O Staraya Tamozhnya (em português, Antiga
Alfândega, um restaurante francês de São Petersburgo) é provavelmente o lugar
onde ele e Putin se conheceram.
O cardápio de foie gras e ostras atraía chefes
locais do crime, bem como o poderoso prefeito da cidade, Anatoly Sobchak.
Vladimir Putin, então com 40 anos, também ia lá como vice de Sobchak.
O único restaurante de Prigozhin tornou-se uma rede
e sua clientela incluía políticos de muito além de São Petersburgo.
Na virada do século, quando Putin se tornou
presidente, os dois homens haviam se tornado próximos e o apelido de Prigozhin,
"o chef de Putin", remonta a essa época.
Uma foto mostra Prigozhin servindo jantar a Putin e
ao presidente americano George W. Bush.
Para um homem como o novo líder da Rússia, era
imperativo ter um chef pessoal para garantir que sua comida era segura para
consumo.
Com sua mente desconfiada treinada pela KGB, ele
também foi diretor do serviço sucessor, o FSB.
Também era conveniente ter um homem cujos segredos
mais íntimos ele conhecesse e a quem pudesse influenciar.

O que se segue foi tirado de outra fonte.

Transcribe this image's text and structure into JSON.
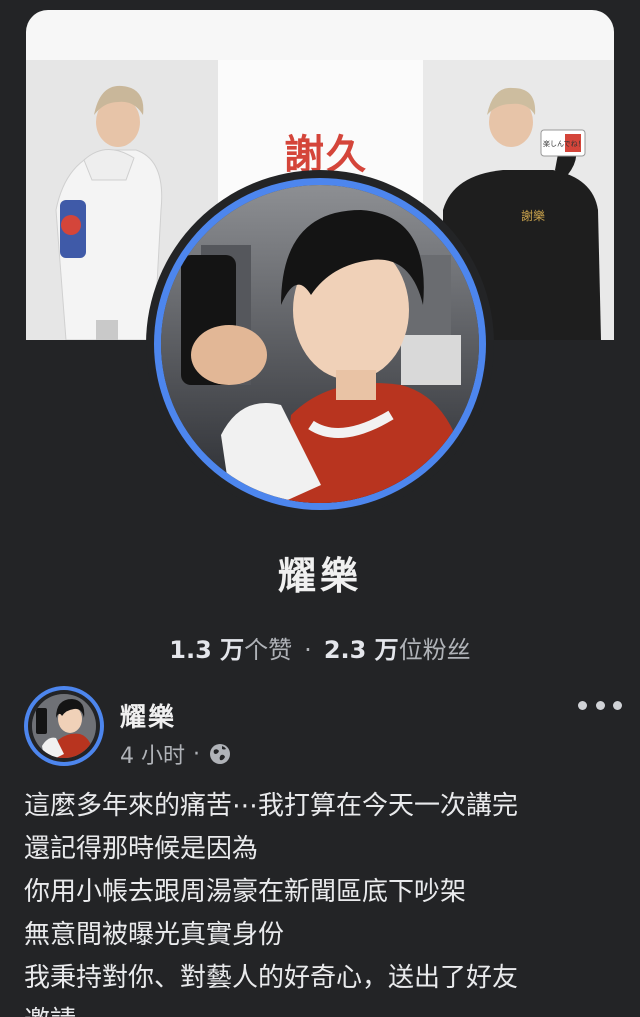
{
  "cover": {
    "logo_text": "謝久",
    "right_sign_text": "楽しんでね！",
    "shirt_logo_text": "謝樂"
  },
  "page": {
    "name": "耀樂",
    "likes_count": "1.3 万",
    "likes_label": "个赞",
    "separator": "·",
    "followers_count": "2.3 万",
    "followers_label": "位粉丝"
  },
  "post": {
    "author": "耀樂",
    "time": "4 小时",
    "meta_separator": "·",
    "privacy_icon": "globe-icon",
    "more_icon": "more-options-icon",
    "lines": [
      "這麼多年來的痛苦⋯我打算在今天一次講完",
      "還記得那時候是因為",
      "你用小帳去跟周湯豪在新聞區底下吵架",
      "無意間被曝光真實身份",
      "我秉持對你、對藝人的好奇心，送出了好友",
      "邀請"
    ]
  },
  "colors": {
    "background": "#232426",
    "ring_blue": "#4d86ee",
    "text_primary": "#e4e6eb",
    "text_secondary": "#b0b3b8",
    "logo_red": "#d4453a"
  }
}
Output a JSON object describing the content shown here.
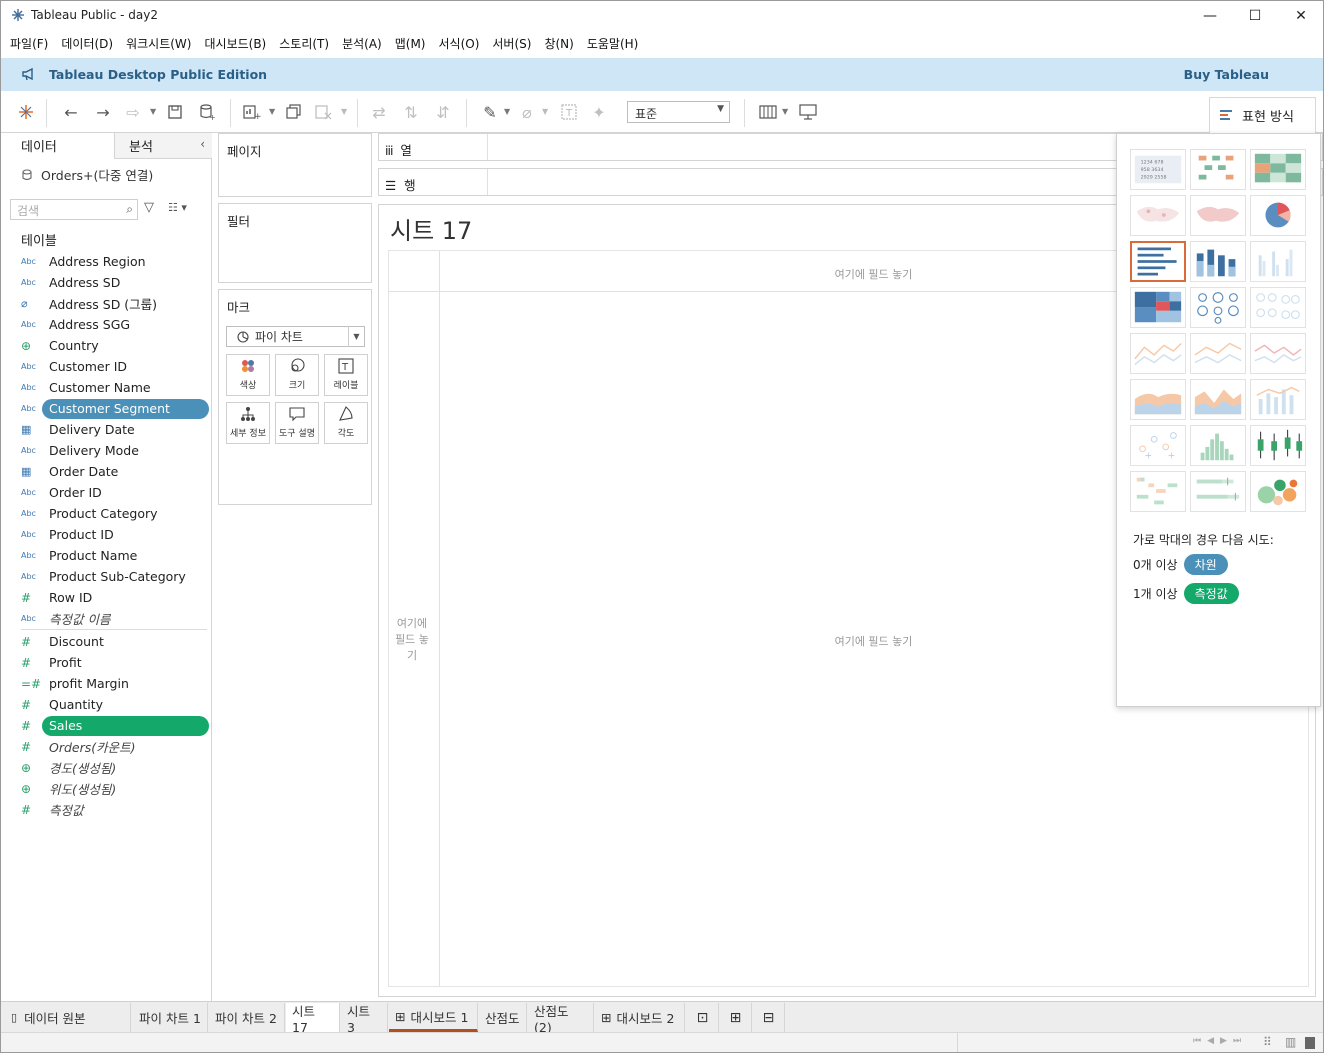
{
  "window": {
    "title": "Tableau Public - day2",
    "controls": {
      "minimize": "—",
      "maximize": "☐",
      "close": "✕"
    }
  },
  "menu": [
    "파일(F)",
    "데이터(D)",
    "워크시트(W)",
    "대시보드(B)",
    "스토리(T)",
    "분석(A)",
    "맵(M)",
    "서식(O)",
    "서버(S)",
    "창(N)",
    "도움말(H)"
  ],
  "banner": {
    "title": "Tableau Desktop Public Edition",
    "buy": "Buy Tableau"
  },
  "toolbar": {
    "fit_value": "표준",
    "show_me_label": "표현 방식"
  },
  "data_pane": {
    "tab_data": "데이터",
    "tab_analytics": "분석",
    "datasource": "Orders+(다중 연결)",
    "search_placeholder": "검색",
    "tables_heading": "테이블",
    "dimensions": [
      {
        "type": "Abc",
        "name": "Address Region"
      },
      {
        "type": "Abc",
        "name": "Address SD"
      },
      {
        "type": "clip",
        "name": "Address SD (그룹)"
      },
      {
        "type": "Abc",
        "name": "Address SGG"
      },
      {
        "type": "globe",
        "name": "Country"
      },
      {
        "type": "Abc",
        "name": "Customer ID"
      },
      {
        "type": "Abc",
        "name": "Customer Name"
      },
      {
        "type": "Abc",
        "name": "Customer Segment",
        "selected": "blue"
      },
      {
        "type": "date",
        "name": "Delivery Date"
      },
      {
        "type": "Abc",
        "name": "Delivery Mode"
      },
      {
        "type": "date",
        "name": "Order Date"
      },
      {
        "type": "Abc",
        "name": "Order ID"
      },
      {
        "type": "Abc",
        "name": "Product Category"
      },
      {
        "type": "Abc",
        "name": "Product ID"
      },
      {
        "type": "Abc",
        "name": "Product Name"
      },
      {
        "type": "Abc",
        "name": "Product Sub-Category"
      },
      {
        "type": "#",
        "name": "Row ID"
      },
      {
        "type": "Abc",
        "name": "측정값 이름",
        "italic": true
      }
    ],
    "measures": [
      {
        "type": "#",
        "name": "Discount"
      },
      {
        "type": "#",
        "name": "Profit"
      },
      {
        "type": "=#",
        "name": "profit Margin"
      },
      {
        "type": "#",
        "name": "Quantity"
      },
      {
        "type": "#",
        "name": "Sales",
        "selected": "green"
      },
      {
        "type": "#",
        "name": "Orders(카운트)",
        "italic": true
      },
      {
        "type": "globe",
        "name": "경도(생성됨)",
        "italic": true
      },
      {
        "type": "globe",
        "name": "위도(생성됨)",
        "italic": true
      },
      {
        "type": "#",
        "name": "측정값",
        "italic": true
      }
    ]
  },
  "cards": {
    "pages": "페이지",
    "filters": "필터",
    "marks": "마크",
    "mark_type": "파이 차트",
    "mark_buttons": [
      {
        "label": "색상",
        "icon": "color-icon"
      },
      {
        "label": "크기",
        "icon": "size-icon"
      },
      {
        "label": "레이블",
        "icon": "label-icon"
      },
      {
        "label": "세부 정보",
        "icon": "detail-icon"
      },
      {
        "label": "도구 설명",
        "icon": "tooltip-icon"
      },
      {
        "label": "각도",
        "icon": "angle-icon"
      }
    ]
  },
  "shelves": {
    "columns": "열",
    "rows": "행"
  },
  "view": {
    "sheet_title": "시트 17",
    "drop_top": "여기에 필드 놓기",
    "drop_left": "여기에 필드 놓기",
    "drop_center": "여기에 필드 놓기"
  },
  "show_me": {
    "hint": "가로 막대의 경우 다음 시도:",
    "line1_prefix": "0개 이상",
    "line1_pill": "차원",
    "line2_prefix": "1개 이상",
    "line2_pill": "측정값",
    "colors": {
      "dimension": "#4a90b8",
      "measure": "#14a86b",
      "selected_border": "#d96b3a"
    }
  },
  "sheet_tabs": [
    {
      "label": "데이터 원본",
      "icon": "datasource-icon"
    },
    {
      "label": "파이 차트 1"
    },
    {
      "label": "파이 차트 2"
    },
    {
      "label": "시트 17",
      "active": true
    },
    {
      "label": "시트 3"
    },
    {
      "label": "대시보드 1",
      "icon": "dashboard-icon",
      "dash": true
    },
    {
      "label": "산점도"
    },
    {
      "label": "산점도 (2)"
    },
    {
      "label": "대시보드 2",
      "icon": "dashboard-icon"
    }
  ]
}
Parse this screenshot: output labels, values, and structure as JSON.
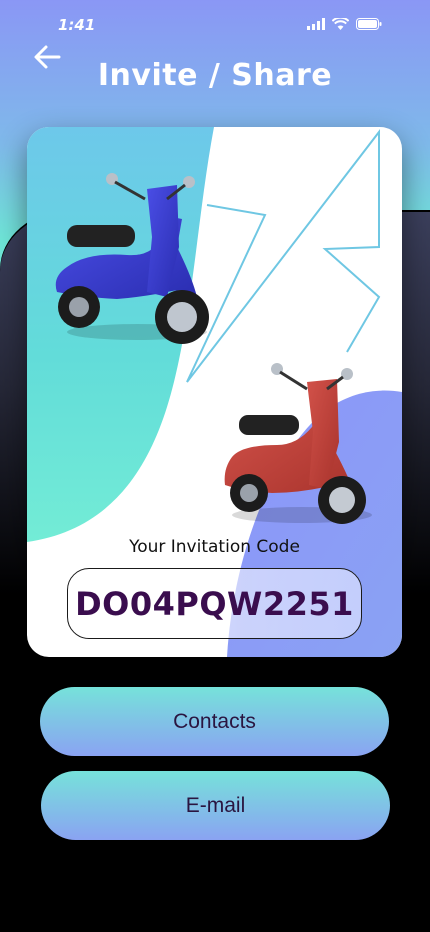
{
  "status_bar": {
    "time": "1:41"
  },
  "header": {
    "title": "Invite / Share"
  },
  "card": {
    "invitation_label": "Your Invitation Code",
    "invitation_code": "DO04PQW2251"
  },
  "actions": {
    "contacts_label": "Contacts",
    "email_label": "E-mail"
  },
  "colors": {
    "accent_teal": "#71ead9",
    "accent_blue": "#8a97f5",
    "code_text": "#3a0d4e"
  }
}
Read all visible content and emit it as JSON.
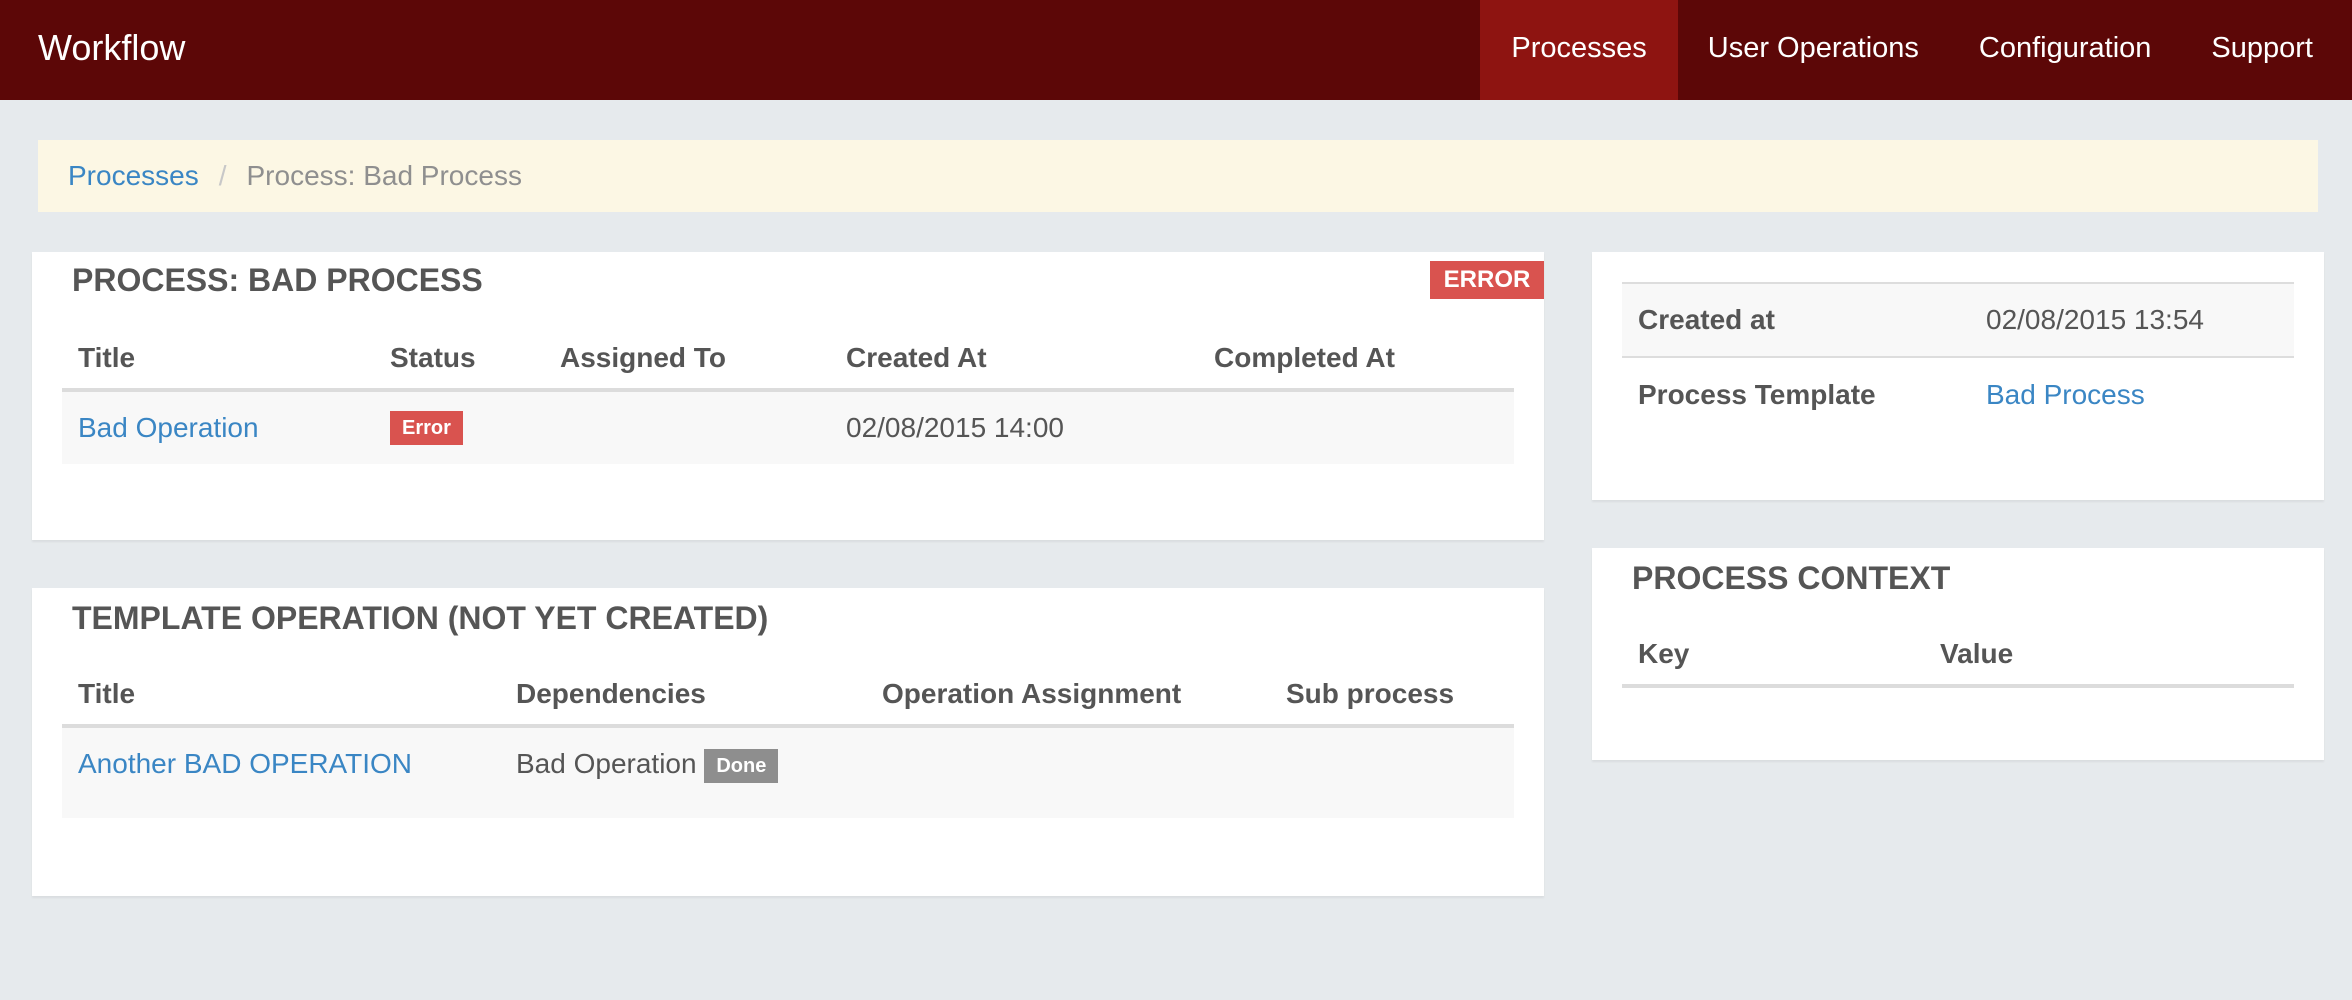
{
  "navbar": {
    "brand": "Workflow",
    "items": [
      {
        "label": "Processes",
        "active": true
      },
      {
        "label": "User Operations"
      },
      {
        "label": "Configuration"
      },
      {
        "label": "Support"
      }
    ]
  },
  "breadcrumb": {
    "link": "Processes",
    "separator": "/",
    "current": "Process: Bad Process"
  },
  "process_panel": {
    "title": "PROCESS: BAD PROCESS",
    "status_label": "ERROR",
    "columns": [
      "Title",
      "Status",
      "Assigned To",
      "Created At",
      "Completed At"
    ],
    "rows": [
      {
        "title": "Bad Operation",
        "status": "Error",
        "assigned_to": "",
        "created_at": "02/08/2015 14:00",
        "completed_at": ""
      }
    ]
  },
  "template_panel": {
    "title": "TEMPLATE OPERATION (NOT YET CREATED)",
    "columns": [
      "Title",
      "Dependencies",
      "Operation Assignment",
      "Sub process"
    ],
    "rows": [
      {
        "title": "Another BAD OPERATION",
        "dependency": "Bad Operation",
        "dependency_status": "Done",
        "assignment": "",
        "sub_process": ""
      }
    ]
  },
  "details_panel": {
    "rows": [
      {
        "key": "Created at",
        "value": "02/08/2015 13:54"
      },
      {
        "key": "Process Template",
        "value": "Bad Process"
      }
    ]
  },
  "context_panel": {
    "title": "PROCESS CONTEXT",
    "columns": [
      "Key",
      "Value"
    ]
  },
  "colors": {
    "navbar_bg": "#5c0707",
    "nav_active_bg": "#8e1411",
    "error": "#d9534f",
    "link": "#3a86c4",
    "breadcrumb_bg": "#fcf7e4",
    "page_bg": "#e6eaed"
  }
}
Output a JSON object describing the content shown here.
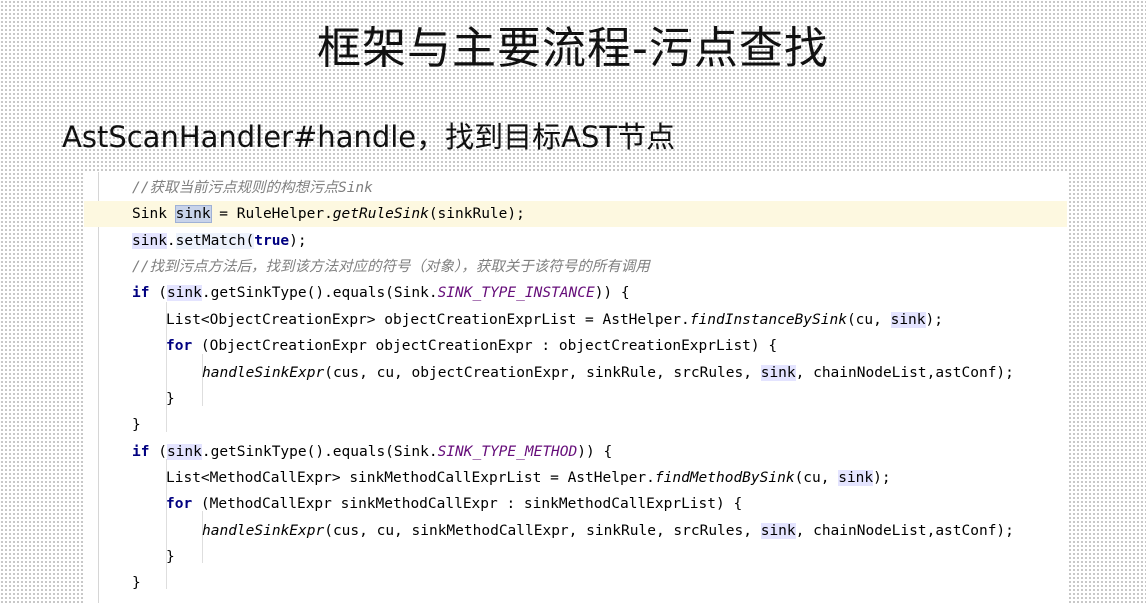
{
  "slide": {
    "title": "框架与主要流程-污点查找",
    "subtitle": "AstScanHandler#handle，找到目标AST节点"
  },
  "code": {
    "line1": {
      "comment": "//获取当前污点规则的构想污点",
      "comment_italic": "Sink"
    },
    "line2": {
      "a": "Sink ",
      "var": "sink",
      "b": " = RuleHelper.",
      "call": "getRuleSink",
      "c": "(sinkRule);"
    },
    "line3": {
      "var": "sink",
      "dot": ".",
      "method": "setMatch",
      "open": "(",
      "kw": "true",
      "close": ");"
    },
    "line4": {
      "comment": "//找到污点方法后，找到该方法对应的符号（对象），获取关于该符号的所有调用"
    },
    "line5": {
      "kw": "if",
      "a": " (",
      "var": "sink",
      "b": ".getSinkType().equals(Sink.",
      "const": "SINK_TYPE_INSTANCE",
      "c": ")) {"
    },
    "line6": {
      "a": "List<ObjectCreationExpr> objectCreationExprList = AstHelper.",
      "call": "findInstanceBySink",
      "b": "(cu, ",
      "var": "sink",
      "c": ");"
    },
    "line7": {
      "kw": "for",
      "a": " (ObjectCreationExpr objectCreationExpr : objectCreationExprList) {"
    },
    "line8": {
      "call": "handleSinkExpr",
      "a": "(cus, cu, objectCreationExpr, sinkRule, srcRules, ",
      "var": "sink",
      "b": ", chainNodeList,astConf);"
    },
    "line9": {
      "a": "}"
    },
    "line10": {
      "a": "}"
    },
    "line11": {
      "kw": "if",
      "a": " (",
      "var": "sink",
      "b": ".getSinkType().equals(Sink.",
      "const": "SINK_TYPE_METHOD",
      "c": ")) {"
    },
    "line12": {
      "a": "List<MethodCallExpr> sinkMethodCallExprList = AstHelper.",
      "call": "findMethodBySink",
      "b": "(cu, ",
      "var": "sink",
      "c": ");"
    },
    "line13": {
      "kw": "for",
      "a": " (MethodCallExpr sinkMethodCallExpr : sinkMethodCallExprList) {"
    },
    "line14": {
      "call": "handleSinkExpr",
      "a": "(cus, cu, sinkMethodCallExpr, sinkRule, srcRules, ",
      "var": "sink",
      "b": ", chainNodeList,astConf);"
    },
    "line15": {
      "a": "}"
    },
    "line16": {
      "a": "}"
    }
  },
  "colors": {
    "keyword": "#000080",
    "static_constant": "#660e7a",
    "comment": "#7f7f7f",
    "current_line": "#fdf8e0",
    "usage_highlight": "#e4e4ff",
    "selection_highlight": "#c8d3ea"
  }
}
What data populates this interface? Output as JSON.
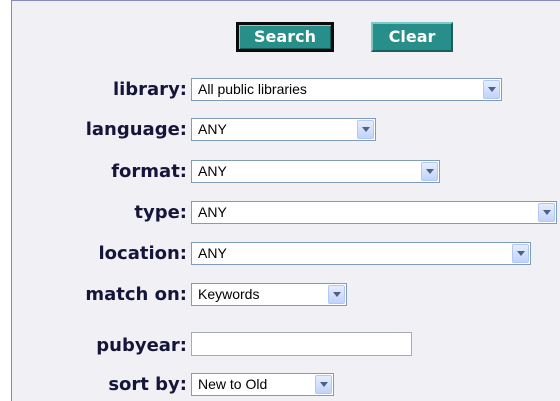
{
  "buttons": {
    "search_label": "Search",
    "clear_label": "Clear"
  },
  "fields": {
    "library": {
      "label": "library:",
      "value": "All public libraries"
    },
    "language": {
      "label": "language:",
      "value": "ANY"
    },
    "format": {
      "label": "format:",
      "value": "ANY"
    },
    "type": {
      "label": "type:",
      "value": "ANY"
    },
    "location": {
      "label": "location:",
      "value": "ANY"
    },
    "match_on": {
      "label": "match on:",
      "value": "Keywords"
    },
    "pubyear": {
      "label": "pubyear:",
      "value": ""
    },
    "sort_by": {
      "label": "sort by:",
      "value": "New to Old"
    }
  },
  "colors": {
    "button_bg": "#288e8a",
    "label_text": "#15153a",
    "panel_bg": "#f0f0f5"
  },
  "icons": {
    "dropdown": "chevron-down-icon"
  }
}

Com Vladimir Putin no Kremlin, os serviços secretos
da Rússia começaram lentamente a retomar o controlo.
Prigozhin assumiu uma série de tarefas no Kremlin,
especialmente aquelas que estavam fora do alcance dos serviços de segurança.
A associação entre eles estava agora a uma
distância segura, de modo que o homem no Kremlin pudesse negar envolvimento de
forma plausível.
Prigozhin criou um império mediático centrado na
difusão de desinformação na Rússia e no exterior.
As histórias que inventou eram muitas vezes tão
fantásticas que nenhum órgão de propaganda estatal ousaria divulgá-las.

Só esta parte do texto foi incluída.